Repository files navigation

SPLADE Content Server

An in-memory SPLADE (SParse Lexical AnD Expansion) content server with FAISS integration for efficient semantic search. This project provides a REST API for managing document collections and performing semantic search across them.

Features

  • Collection-based Document Management: Organize documents into separate collections
  • In-Memory Operation: Keep everything in memory for maximum performance
  • FAISS Integration: Efficient similarity search using Facebook AI Similarity Search
  • Disk Persistence: Automatic persistence of changes to disk
  • REST API: Clean API for document management and search operations
  • Metadata Filtering: Filter search results by document metadata
  • Automatic Document Chunking: Split large documents into smaller chunks for better processing
  • Deduplication: Remove duplicate chunks from search results
  • Score Thresholding: Filter out low-relevance results based on similarity score
  • Advanced FAISS Indexes: Support for multiple FAISS index types for optimized search performance
  • Soft Deletion: Efficient document removal with delayed index rebuilding
  • Large Document Handling: Special processing for extremely large documents with tables
  • Geo-Spatial Search: Find documents based on geographical proximity
  • Domain-Specific Models: Support for using different SPLADE models for different collections
  • Pagination Support: Navigate through large result sets with built-in pagination

Installation

  1. Clone the repository:
git clone https://github.com/gedankrayze/splade_rest_api.git
cd splade_rest_api
  1. Install the requirements:
pip install -r requirements.txt
  1. Download a pre-trained SPLADE model or use your own fine-tuned model. The server can automatically download the prithivida/Splade_PP_en_v2 model from Hugging Face on first run.

Configuration

You can configure the application using environment variables or a .env file:

Core Settings

  • SPLADE_MODEL_NAME: Name of the model to use (default: Splade_PP_en_v2)
  • SPLADE_MODEL_DIR: Directory template for models (default: ./models/{model_name})
  • SPLADE_MODEL_HF_ID: Hugging Face model ID to download if model directory is empty (default: prithivida/Splade_PP_en_v2)
  • SPLADE_AUTO_DOWNLOAD_MODEL: Whether to automatically download the model if not found (default: true)
  • SPLADE_MAX_LENGTH: Maximum sequence length for encoding (default: 512)
  • SPLADE_DATA_DIR: Directory for storing data (default: app/data)
  • SPLADE_DEFAULT_TOP_K: Default number of search results (default: 10)

Performance Settings

  • SPLADE_FAISS_INDEX_TYPE: FAISS index type - "flat", "ivf", or "hnsw" (default: flat)
  • SPLADE_FAISS_NLIST: Number of clusters for IVF indexes (default: 100)
  • SPLADE_FAISS_HNSW_M: Number of connections for HNSW graph (default: 32)
  • SPLADE_FAISS_SEARCH_NPROBE: Number of clusters to search for IVF (default: 10)
  • SPLADE_SOFT_DELETE_ENABLED: Enable soft deletion for documents (default: true)
  • SPLADE_INDEX_REBUILD_THRESHOLD: Rebuild index after this many deletions (default: 100)

Chunking Settings

  • SPLADE_MAX_CHUNK_SIZE: Maximum tokens per chunk (default: 500)
  • SPLADE_TABLE_CHUNK_SIZE: Maximum tokens for table chunks (default: 1000)
  • SPLADE_CHUNK_OVERLAP: Overlap tokens between chunks (default: 50)

Running the Server

To start the server:

python main.py

The API will be available at http://localhost:8000.

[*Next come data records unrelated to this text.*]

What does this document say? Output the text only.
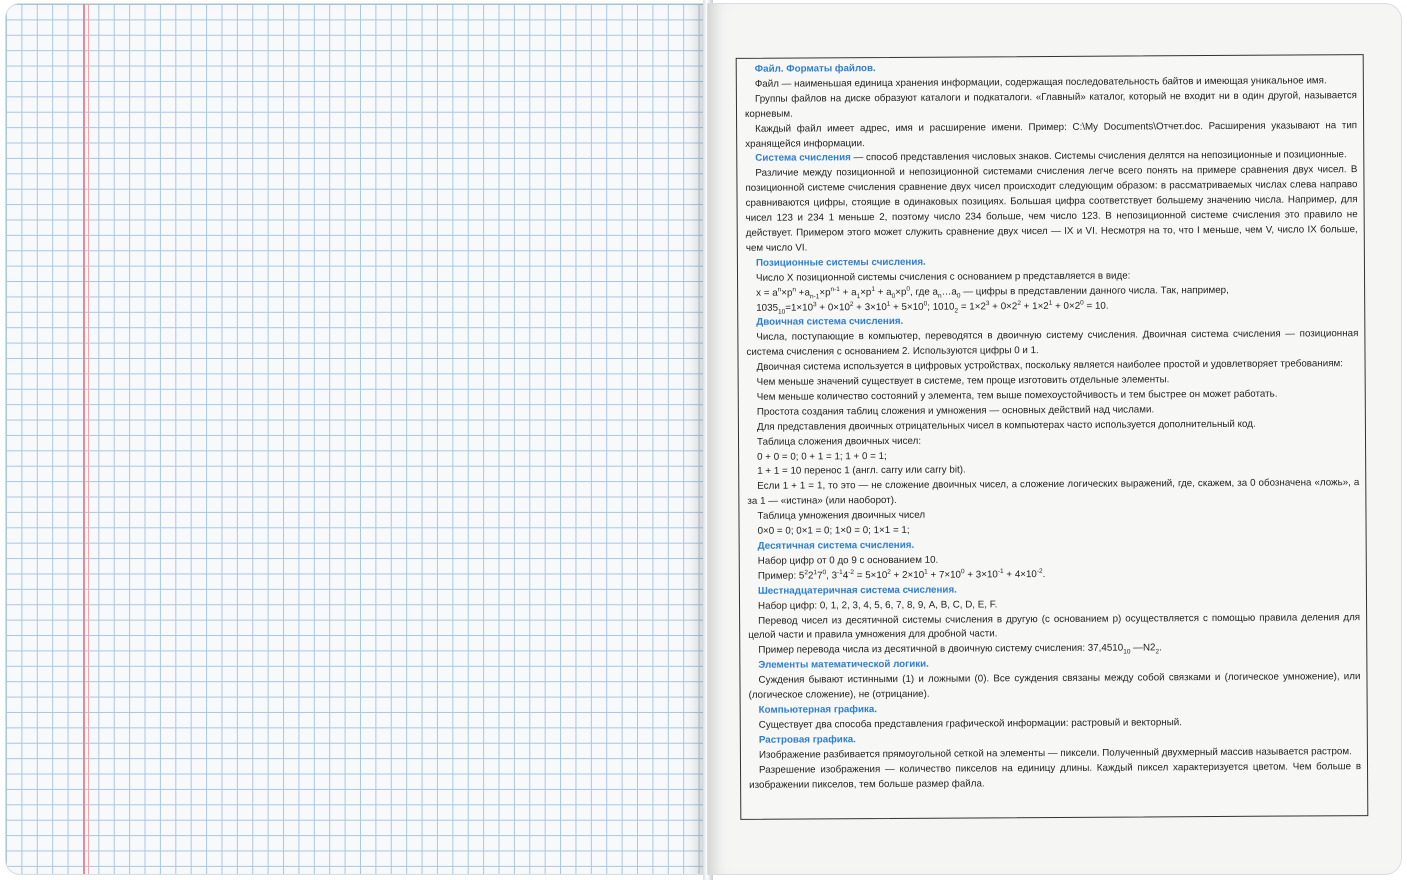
Файл. Форматы файлов.

Файл — наименьшая единица хранения информации, содержащая последовательность байтов и имеющая уникальное имя.

Группы файлов на диске образуют каталоги и подкаталоги. «Главный» каталог, который не входит ни в один другой, называется корневым.

Каждый файл имеет адрес, имя и расширение имени. Пример: C:\My Documents\Отчет.doc. Расширения указывают на тип хранящейся информации.

Система счисления — способ представления числовых знаков. Системы счисления делятся на непозиционные и позиционные.

Различие между позиционной и непозиционной системами счисления легче всего понять на примере сравнения двух чисел. В позиционной системе счисления сравнение двух чисел происходит следующим образом: в рассматриваемых числах слева направо сравниваются цифры, стоящие в одинаковых позициях. Большая цифра соответствует большему значению числа. Например, для чисел 123 и 234 1 меньше 2, поэтому число 234 больше, чем число 123. В непозиционной системе счисления это правило не действует. Примером этого может служить сравнение двух чисел — IX и VI. Несмотря на то, что I меньше, чем V, число IX больше, чем число VI.

Позиционные системы счисления.

Число X позиционной системы счисления с основанием p представляется в виде:

$x = a^n\times p^n +a_{n-1}\times p^{n-1} + a_1\times p^1 + a_0\times p^0$, где $a_n\dots a_0$ — цифры в представлении данного числа. Так, например,

$1035_{10}=1\times 10^3 + 0\times 10^2 + 3\times 10^1 + 5\times 10^0$; $1010_2 = 1\times 2^3 + 0\times 2^2 + 1\times 2^1 + 0\times 2^0 = 10$.

Двоичная система счисления.

Числа, поступающие в компьютер, переводятся в двоичную систему счисления. Двоичная система счисления — позиционная система счисления с основанием 2. Используются цифры 0 и 1.

Двоичная система используется в цифровых устройствах, поскольку является наиболее простой и удовлетворяет требованиям:

Чем меньше значений существует в системе, тем проще изготовить отдельные элементы.

Чем меньше количество состояний у элемента, тем выше помехоустойчивость и тем быстрее он может работать.

Простота создания таблиц сложения и умножения — основных действий над числами.

Для представления двоичных отрицательных чисел в компьютерах часто используется дополнительный код.

Таблица сложения двоичных чисел:

0 + 0 = 0; 0 + 1 = 1; 1 + 0 = 1;

1 + 1 = 10 перенос 1 (англ. carry или carry bit).

Если 1 + 1 = 1, то это — не сложение двоичных чисел, а сложение логических выражений, где, скажем, за 0 обозначена «ложь», а за 1 — «истина» (или наоборот).

Таблица умножения двоичных чисел

0×0 = 0; 0×1 = 0; 1×0 = 0; 1×1 = 1;

Десятичная система счисления.

Набор цифр от 0 до 9 с основанием 10.

Пример: $5^22^17^0$, $3^{-1}4^{-2} = 5\times 10^2 + 2\times 10^1 + 7\times 10^0 + 3\times 10^{-1} + 4\times 10^{-2}$.

Шестнадцатеричная система счисления.

Набор цифр: 0, 1, 2, 3, 4, 5, 6, 7, 8, 9, A, B, C, D, E, F.

Перевод чисел из десятичной системы счисления в другую (с основанием p) осуществляется с помощью правила деления для целой части и правила умножения для дробной части.

Пример перевода числа из десятичной в двоичную систему счисления: $37,4510_{10}$ $—N2_2$.

Элементы математической логики.

Суждения бывают истинными (1) и ложными (0). Все суждения связаны между собой связками и (логическое умножение), или (логическое сложение), не (отрицание).

Компьютерная графика.

Существует два способа представления графической информации: растровый и векторный.

Растровая графика.

Изображение разбивается прямоугольной сеткой на элементы — пиксели. Полученный двухмерный массив называется растром.

Разрешение изображения — количество пикселов на единицу длины. Каждый пиксел характеризуется цветом. Чем больше в изображении пикселов, тем больше размер файла.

You can also use Uvicorn directly:

uvicorn app.api.server:app --host 0.0.0.0 --port 8000 --reload

API Documentation

API documentation is automatically generated and available at http://localhost:8000/docs.

Main Endpoints

Collections

  • GET /collections: List all collections
  • GET /collections/{collection_id}: Get collection details
  • GET /collections/{collection_id}/stats: Get collection statistics
  • POST /collections: Create a new collection
  • DELETE /collections/{collection_id}: Delete a collection

Documents

  • POST /documents/{collection_id}: Add a document to a collection
  • POST /documents/{collection_id}/batch: Add multiple documents to a collection
  • GET /documents/{collection_id}/{document_id}: Get a document
  • DELETE /documents/{collection_id}/{document_id}: Delete a document

Search

  • GET /search/{collection_id}: Search in a specific collection
  • GET /search: Search across all collections

Advanced Search

  • GET /advanced-search/{collection_id}: Search in a specific collection with chunking and deduplication
  • GET /advanced-search: Search across all collections with chunking and deduplication

Example Usage

Create a Collection

# Basic collection
curl -X POST "http://localhost:8000/collections" \
     -H "Content-Type: application/json" \
     -d '{"id": "technical-docs", "name": "Technical Documentation", "description": "Technical documentation for our products"}'

# Collection with domain-specific model
curl -X POST "http://localhost:8000/collections" \
     -H "Content-Type: application/json" \
     -d '{"id": "legal-docs", "name": "Legal Documentation", "description": "Legal contracts and documents", "model_name": "legal-splade"}'

Add a Document

curl -X POST "http://localhost:8000/documents/technical-docs" \
     -H "Content-Type: application/json" \
     -d '{"id": "doc-001", "content": "SPLADE is a sparse lexical model for information retrieval", "metadata": {"category": "AI", "author": "John Doe"}}'

Search for Documents

curl -X GET "http://localhost:8000/search/technical-docs?query=sparse%20lexical%20retrieval&top_k=5"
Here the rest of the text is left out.